フランキーの話し相手は、黒人の家政婦ベレニス・サディ・ブラウン(エセル・ウォーターズ)と、隣に住む幼い従弟のジョン・ヘンリー(ブランドン・デ・ワイルド)だけだった。
2人と台所で過ごす時間が、フランキーの世界の全てだった。
8月の終わり、フランキーの兄で兵士のジャーヴィス(アーサー・フランツ)が、婚約者のジャニス(ナンシー・ゲイツ)と結婚することになる。
フランキーは、父と共にそのことを喜んだが、2人だけが幸せになれると思うと悲しくなり、結婚式後に自分も家を出ることをベレニスに宣言する。
そこに、ベレニスの乳兄弟ハニー・カムデン・ブラウン(ジェームズ・エドワーズ)が、友人のT.T.ウィリアムズ(ハリー・ボールデン)と共に現れる。
ベレニスは、警官とトラブルになったと言うハニーと共にその場を去る。
食事をして眠ろうとしたフランキーは、結婚式のことについて考え、遊びに来たジョン・ヘンリーと話をしながら、ジャーヴィスとジャニスといることが幸せでいられる場所だと考え、2人の新婚旅行について行くこうとするのだが・・・。
■ 解説 評価 感想 ■
1946年に発表された、カーソン・マッカラーズの小説”The Member of the Wedding”を基に、1950年にブロードウェイで上演された戯曲の映画化。

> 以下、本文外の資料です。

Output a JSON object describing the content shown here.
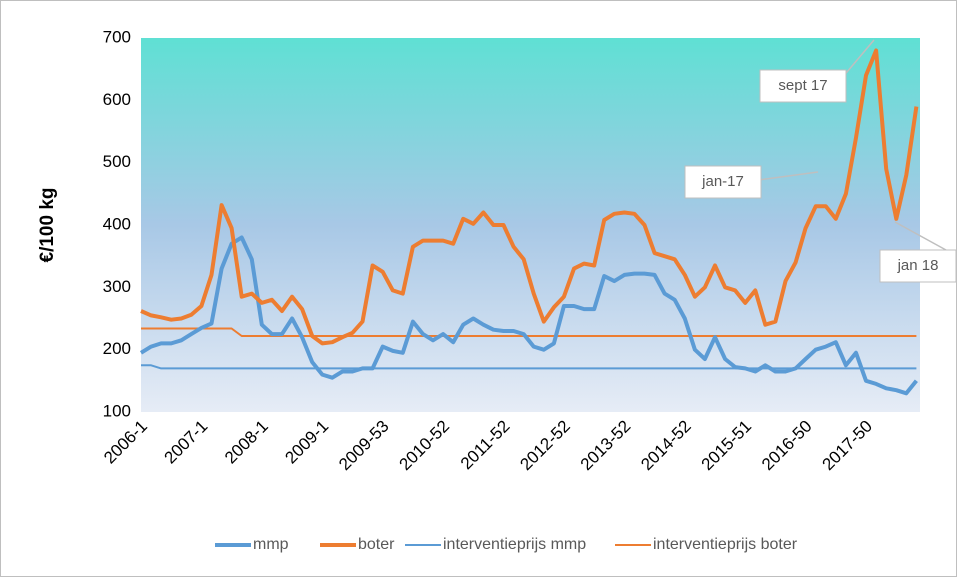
{
  "chart_data": {
    "type": "line",
    "y_label": "€/100 kg",
    "categories": [
      "2006-1",
      null,
      null,
      null,
      null,
      null,
      "2007-1",
      null,
      null,
      null,
      null,
      null,
      "2008-1",
      null,
      null,
      null,
      null,
      null,
      "2009-1",
      null,
      null,
      null,
      null,
      null,
      "2009-53",
      null,
      null,
      null,
      null,
      null,
      "2010-52",
      null,
      null,
      null,
      null,
      null,
      "2011-52",
      null,
      null,
      null,
      null,
      null,
      "2012-52",
      null,
      null,
      null,
      null,
      null,
      "2013-52",
      null,
      null,
      null,
      null,
      null,
      "2014-52",
      null,
      null,
      null,
      null,
      null,
      "2015-51",
      null,
      null,
      null,
      null,
      null,
      "2016-50",
      null,
      null,
      null,
      null,
      null,
      "2017-50",
      null,
      null,
      null,
      null,
      null
    ],
    "series": [
      {
        "name": "mmp",
        "color": "#5b9bd5",
        "width": 4,
        "values": [
          195,
          205,
          210,
          210,
          215,
          225,
          235,
          242,
          330,
          370,
          380,
          345,
          240,
          225,
          225,
          250,
          220,
          180,
          160,
          155,
          165,
          165,
          170,
          170,
          205,
          198,
          195,
          245,
          225,
          215,
          225,
          212,
          240,
          250,
          240,
          232,
          230,
          230,
          225,
          205,
          200,
          210,
          270,
          270,
          265,
          265,
          318,
          310,
          320,
          322,
          322,
          320,
          290,
          280,
          250,
          200,
          185,
          220,
          185,
          172,
          170,
          165,
          175,
          165,
          165,
          170,
          185,
          200,
          205,
          212,
          175,
          195,
          150,
          145,
          138,
          135,
          130,
          150
        ]
      },
      {
        "name": "boter",
        "color": "#ed7d31",
        "width": 4,
        "values": [
          262,
          255,
          252,
          248,
          250,
          256,
          270,
          320,
          432,
          395,
          285,
          290,
          275,
          280,
          262,
          285,
          265,
          222,
          210,
          212,
          220,
          227,
          245,
          335,
          325,
          295,
          290,
          365,
          375,
          375,
          375,
          370,
          410,
          402,
          420,
          400,
          400,
          365,
          345,
          290,
          245,
          268,
          285,
          330,
          338,
          335,
          408,
          418,
          420,
          418,
          400,
          355,
          350,
          345,
          320,
          285,
          300,
          335,
          300,
          295,
          275,
          295,
          240,
          245,
          310,
          340,
          395,
          430,
          430,
          410,
          450,
          540,
          640,
          680,
          490,
          410,
          480,
          590
        ]
      },
      {
        "name": "interventieprijs mmp",
        "color": "#5b9bd5",
        "width": 2,
        "values": [
          175,
          175,
          170,
          170,
          170,
          170,
          170,
          170,
          170,
          170,
          170,
          170,
          170,
          170,
          170,
          170,
          170,
          170,
          170,
          170,
          170,
          170,
          170,
          170,
          170,
          170,
          170,
          170,
          170,
          170,
          170,
          170,
          170,
          170,
          170,
          170,
          170,
          170,
          170,
          170,
          170,
          170,
          170,
          170,
          170,
          170,
          170,
          170,
          170,
          170,
          170,
          170,
          170,
          170,
          170,
          170,
          170,
          170,
          170,
          170,
          170,
          170,
          170,
          170,
          170,
          170,
          170,
          170,
          170,
          170,
          170,
          170,
          170,
          170,
          170,
          170,
          170,
          170
        ]
      },
      {
        "name": "interventieprijs boter",
        "color": "#ed7d31",
        "width": 2,
        "values": [
          234,
          234,
          234,
          234,
          234,
          234,
          234,
          234,
          234,
          234,
          222,
          222,
          222,
          222,
          222,
          222,
          222,
          222,
          222,
          222,
          222,
          222,
          222,
          222,
          222,
          222,
          222,
          222,
          222,
          222,
          222,
          222,
          222,
          222,
          222,
          222,
          222,
          222,
          222,
          222,
          222,
          222,
          222,
          222,
          222,
          222,
          222,
          222,
          222,
          222,
          222,
          222,
          222,
          222,
          222,
          222,
          222,
          222,
          222,
          222,
          222,
          222,
          222,
          222,
          222,
          222,
          222,
          222,
          222,
          222,
          222,
          222,
          222,
          222,
          222,
          222,
          222,
          222
        ]
      }
    ],
    "ylim": [
      100,
      700
    ],
    "yticks": [
      100,
      200,
      300,
      400,
      500,
      600,
      700
    ],
    "grid": false,
    "legend": "bottom",
    "annotations": [
      "sept 17",
      "jan-17",
      "jan 18"
    ]
  }
}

同年「真昼の決闘」(1952)も公開された、製作スタンリー・クレイマーと監督フレッド・ジンネマンが組んだ作品であり、、主演はエセル・ウォーターズ、ジュリー・ハリス、ブランドン・デ・ワイルドなどが共演した作品。
エセル・ウォーターズ、ジュリー・ハリス、ブランドン・デ・ワイルドは、舞台でも同じ役を演じた。
思春期の少女が様々なことを体験しながら成長する姿を描くドラマ。
舞台の雰囲気を伝えようとするフレッド・ジンネマンは、閉鎖的な台所のシーンを多用することでそれを表現した。
舞台劇的過ぎることを否定的に捉える意見もあったが、大人に憧れるものの、そうなる法方が分からないまま苦悩する少女の心情は見事に描かれている。
第25回アカデミー賞では、思春期を迎えて不安定な12歳の少女を見事に演じたジュリー・ハリスが、主演女優賞にノミネートされた。
多感な少女フランキーを優しく、そして時に厳しく見守る家政婦を好演するエセル・ウォーターズ、フランキーの隣に住む従弟のブランドン・デ・ワイルド、フランキーの兄アーサー・フランツ、その婚約者ナンシー・ゲイツ、フランキーの父親ウィリアム・ハンセン、ベレニスの乳兄弟ジェームズ・エドワーズ、その友人ハリー・ボールデン、フランキーに絡む酔った兵士のディッキー・ムーア、結婚式を執り行う牧師のヒュー・ボーモントなどが共演している。